Gene therapy, or genetic manipulation as referred by some, is a scientific study that proposes many new found practices with one being the idea of creating “designer babies.” The process of selecting desirable traits for an embryo before it is born is the practice that generated the term “designer babies.” This term has even been added to the Oxford English Dictionary.
Gene therapy is a topic that has not acquired a level of notoriety as high as other bioethics such as abortion or stem cell research, but it is one of great importance. The ethical issues on the modification of human genes raise questions about the legal and even moral standpoints on the facts on the ever-growing technological advancements of genetic alteration.
These deliberate alterations of our genetic makeup are commonly known by proponents of its study as “gene therapy.” Those that oppose the study refer to these alterations as “genetic modification” or “genetic manipulation.” The reason for this is that the word “therapy” ensures that one’s health is benefitted, but when the human genes are altered, no benefits can be promised.
The idea of a “cleanse” of a gene pool has been proposed through genetic therapy. An example would be biologist Daniel E. Koshland, Jr., stating that if diabetics are kept alive with insulin the propagation of inherited diseases would increase, but that is only justified if that same diabetic is is willing to undergo genetic therapy so the diabetic gene would be wiped from their DNA, keeping future offspring from suffering the same turmoils of diabetes.
The suggestion of actual enhancement in humans has been made as well. In the same aforementioned article Koshland wrote, it is believed that future offspring’s characteristics can be enhanced through gene therapy to meet future needs in society such as more intelligence to run better computers, more creativity to become better musicians, or more strength to become better soldiers.
The furthering of this type of genetic therapy brings forth another scientific strategy known as trait selection. Similar to the enhancements mentioned above, trait selection is exactly as it sounds, though its purpose is much more on a cosmetic side as opposed to the social and economic benefits of the enhancements. This topic has garnered more media attention than many of the above mentioned subjects due to it’s “Hollywood-esque” appeal. The process of selecting an embryo’s traits has garnered the media’s attention to where it is addressed as creating the “designer babies” mentioned above. The strategy literally offers the parents the choice of how they want their child to appear physically and how they behave. Although this procedure is possible, it has not been implemented because of a number of risks that are taken in executing the procedure. Nevertheless, the topic continues to arise many heated ethical issues.
The idea of creating “designer babies” can be proposed to prove a point in the world of gene therapy. Opponents will bring to light the obvious display of vanity in parents who wish to alter their child’s DNA simply for cosmetic appeal. It is stated as morally questionable because the unborn child is having its entire being changed and there is no way for this future person to give consent to do so. More conservative or religious opponents accuse gene therapy as an unholy act of defiance against God since those who perform the procedure are, in theory, “playing creator.” Though altering for desirable traits is not the only section that is fought against.
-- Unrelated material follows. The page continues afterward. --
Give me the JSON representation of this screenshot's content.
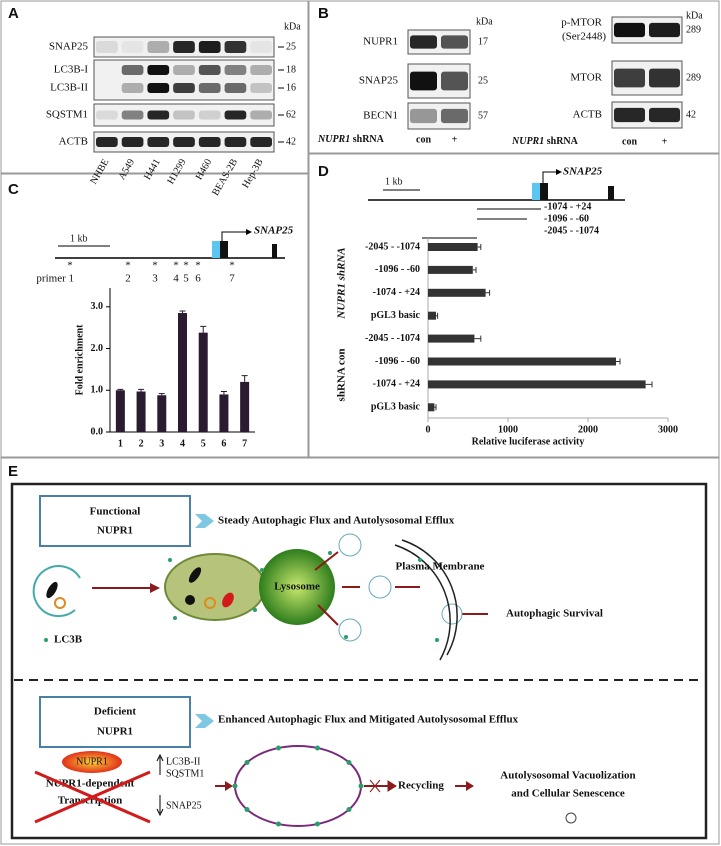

Though the removing of a defective or diseased gene (such as the diabetic’s gene in Koshland’s article) can prove to be advantageous in the immediate circumstances, negative affects can take place further down the line. The altering of the embryo’s genes at the beginning stages can have a healing effect, but those modifications can have affect on this embryo’s future offspring which can cause defective and even fatal effects due to the fact that the gene that is naturally intended to be in place is missing. This can inevitably lead to creating new disorders – the exact opposite of what is trying to be achieved through gene therapy.
If the study and practice of genetic manipulation were to stop, the advancement of the human race would plateau. Of course the study of human biology and similar topics would still be prevalent, but additional intelligence or strength that gene therapy can offer would not be acquired. A human’s life span would not increase and possibly decrease due to the environmental problems that are becoming persistent within each passing day. The defective genes that cause disease and disorders in our people today would still remain a problem and continue to be passed on to future generations with the possibility of becoming more and more defective through each generation.
Overall, the topic of gene therapy and the proposition of practices like creating designer babies and enhancing embryos will become more prevalent as time goes on. Only time will tell how this proposition plays out.